While the process of applying for a firearm is elaborate, even rigorous, the training and general preparation of individuals to operate and manage firearms has since come under the microscope.
Mr Grace Matsiko, the chairperson of the Uganda Private Security Association, described the training period as “not adequate enough for safety of both the operator and the public” as weapons require meticulous handling.
“We are aware of the vigorous vetting process of one to acquire a private firearm, but there is still   need for stringent measures in the area of training and intentions of those seeking to acquire a private firearm,” Mr Matsiko said.

There are conflicting reports about the duration of the training that one goes through before being allowed to carry his gun home. Last April, as the police announced a raft of services that the Force is set to offer to the public in the financial year 2022/2023 as part of an effort to meet a Shs30b non-tax revenue target, Mr Enanga indicated that the training period is a maximum of two months.

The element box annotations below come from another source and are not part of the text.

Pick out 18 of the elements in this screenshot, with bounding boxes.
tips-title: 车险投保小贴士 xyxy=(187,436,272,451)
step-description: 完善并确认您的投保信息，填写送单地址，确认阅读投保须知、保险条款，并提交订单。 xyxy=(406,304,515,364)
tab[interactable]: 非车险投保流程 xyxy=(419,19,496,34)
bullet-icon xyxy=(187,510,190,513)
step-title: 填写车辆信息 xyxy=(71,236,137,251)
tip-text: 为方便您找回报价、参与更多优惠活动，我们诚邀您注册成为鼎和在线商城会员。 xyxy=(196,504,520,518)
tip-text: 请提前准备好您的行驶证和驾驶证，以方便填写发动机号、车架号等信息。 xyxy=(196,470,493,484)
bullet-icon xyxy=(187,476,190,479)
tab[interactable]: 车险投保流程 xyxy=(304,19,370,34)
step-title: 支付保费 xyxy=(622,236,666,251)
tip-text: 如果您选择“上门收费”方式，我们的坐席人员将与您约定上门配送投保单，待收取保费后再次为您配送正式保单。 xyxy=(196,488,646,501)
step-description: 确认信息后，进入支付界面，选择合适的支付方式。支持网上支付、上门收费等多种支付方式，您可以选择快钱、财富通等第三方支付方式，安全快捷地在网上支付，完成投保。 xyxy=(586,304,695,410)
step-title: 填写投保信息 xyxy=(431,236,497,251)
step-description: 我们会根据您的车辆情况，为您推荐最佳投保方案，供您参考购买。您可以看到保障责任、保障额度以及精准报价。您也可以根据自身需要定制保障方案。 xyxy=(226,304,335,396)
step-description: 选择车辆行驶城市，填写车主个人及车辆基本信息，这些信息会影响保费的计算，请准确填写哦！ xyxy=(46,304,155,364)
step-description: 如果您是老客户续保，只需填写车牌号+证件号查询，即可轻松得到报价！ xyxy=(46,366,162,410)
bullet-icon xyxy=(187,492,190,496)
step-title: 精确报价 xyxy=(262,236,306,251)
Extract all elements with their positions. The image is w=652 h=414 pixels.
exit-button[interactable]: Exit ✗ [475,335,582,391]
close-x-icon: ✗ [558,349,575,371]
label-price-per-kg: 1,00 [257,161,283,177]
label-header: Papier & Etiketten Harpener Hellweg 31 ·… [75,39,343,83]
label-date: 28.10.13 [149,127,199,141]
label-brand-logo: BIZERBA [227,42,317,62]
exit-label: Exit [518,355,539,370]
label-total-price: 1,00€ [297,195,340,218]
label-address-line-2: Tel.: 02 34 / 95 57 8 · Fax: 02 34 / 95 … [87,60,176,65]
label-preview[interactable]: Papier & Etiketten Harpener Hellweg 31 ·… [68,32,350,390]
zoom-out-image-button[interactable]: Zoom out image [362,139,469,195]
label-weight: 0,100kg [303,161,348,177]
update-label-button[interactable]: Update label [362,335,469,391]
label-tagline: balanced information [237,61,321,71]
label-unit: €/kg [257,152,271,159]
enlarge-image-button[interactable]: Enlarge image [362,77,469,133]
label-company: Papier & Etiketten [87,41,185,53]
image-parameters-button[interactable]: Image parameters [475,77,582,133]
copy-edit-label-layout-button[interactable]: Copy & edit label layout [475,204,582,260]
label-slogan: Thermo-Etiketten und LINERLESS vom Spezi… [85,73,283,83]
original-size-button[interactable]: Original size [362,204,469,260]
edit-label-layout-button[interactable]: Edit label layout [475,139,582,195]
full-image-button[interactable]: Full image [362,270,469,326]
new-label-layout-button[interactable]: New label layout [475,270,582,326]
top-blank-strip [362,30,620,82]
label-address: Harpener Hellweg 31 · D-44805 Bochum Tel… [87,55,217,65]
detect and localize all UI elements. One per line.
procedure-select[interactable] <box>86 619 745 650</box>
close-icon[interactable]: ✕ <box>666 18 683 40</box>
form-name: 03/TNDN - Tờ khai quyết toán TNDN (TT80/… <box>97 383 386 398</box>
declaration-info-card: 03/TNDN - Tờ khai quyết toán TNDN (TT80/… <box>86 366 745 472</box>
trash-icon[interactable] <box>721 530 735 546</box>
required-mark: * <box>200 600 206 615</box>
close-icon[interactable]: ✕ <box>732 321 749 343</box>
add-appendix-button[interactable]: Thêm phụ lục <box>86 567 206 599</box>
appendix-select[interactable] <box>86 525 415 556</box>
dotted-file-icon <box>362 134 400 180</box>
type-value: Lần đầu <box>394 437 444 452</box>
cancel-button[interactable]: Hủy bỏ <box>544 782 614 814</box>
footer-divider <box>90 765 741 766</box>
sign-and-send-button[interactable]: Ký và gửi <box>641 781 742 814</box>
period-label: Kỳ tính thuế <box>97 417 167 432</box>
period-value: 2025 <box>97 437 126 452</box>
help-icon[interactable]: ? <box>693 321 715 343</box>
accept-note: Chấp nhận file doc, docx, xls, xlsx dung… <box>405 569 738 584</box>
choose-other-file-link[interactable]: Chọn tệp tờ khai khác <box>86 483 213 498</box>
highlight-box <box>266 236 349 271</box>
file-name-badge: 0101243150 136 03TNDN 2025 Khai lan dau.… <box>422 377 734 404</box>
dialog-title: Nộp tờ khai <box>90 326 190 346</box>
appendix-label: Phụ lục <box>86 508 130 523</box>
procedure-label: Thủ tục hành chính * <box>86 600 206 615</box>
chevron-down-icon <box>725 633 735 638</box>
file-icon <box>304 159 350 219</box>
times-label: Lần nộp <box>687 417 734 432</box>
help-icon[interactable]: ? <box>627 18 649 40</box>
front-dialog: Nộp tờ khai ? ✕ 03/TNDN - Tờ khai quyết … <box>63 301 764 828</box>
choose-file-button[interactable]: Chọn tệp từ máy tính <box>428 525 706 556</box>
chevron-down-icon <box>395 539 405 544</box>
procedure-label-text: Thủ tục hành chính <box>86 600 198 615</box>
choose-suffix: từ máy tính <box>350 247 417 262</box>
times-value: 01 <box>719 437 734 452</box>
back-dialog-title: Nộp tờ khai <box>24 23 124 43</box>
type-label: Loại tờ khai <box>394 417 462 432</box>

He added: “The police usually recommends you to go to Kibuli to a firearms trainer who takes you through gun handling, aiming, shooting, safe procedures and all those other processes.”

However, an officer who talked to this publication revealed that the duration of training is two weeks with weapon handling. Management and marksmanship, he added, take a maximum of three days. Brig Felix Kulayigye, the Defence ministry spokesperson, described as “inadequate” the training period.
“The issue is not about the gun. The issue is the man behind the gun. The army addresses the man behind the gun. On top of the weapon handling and the marksmanship we deal with the minds and hearts that hold the gun. That requires some time,” Brig Kulayigye said.

Mr Enanga told Monitor that the Force is considering introducing refresher courses for all those licensed to carry private firearms.
“We give them basic training, but then individually we urge them to go for more training. However, the department of private security and firearms intends to have refresher courses in each region. That is our plan given what has been happening,” Mr Enanga said.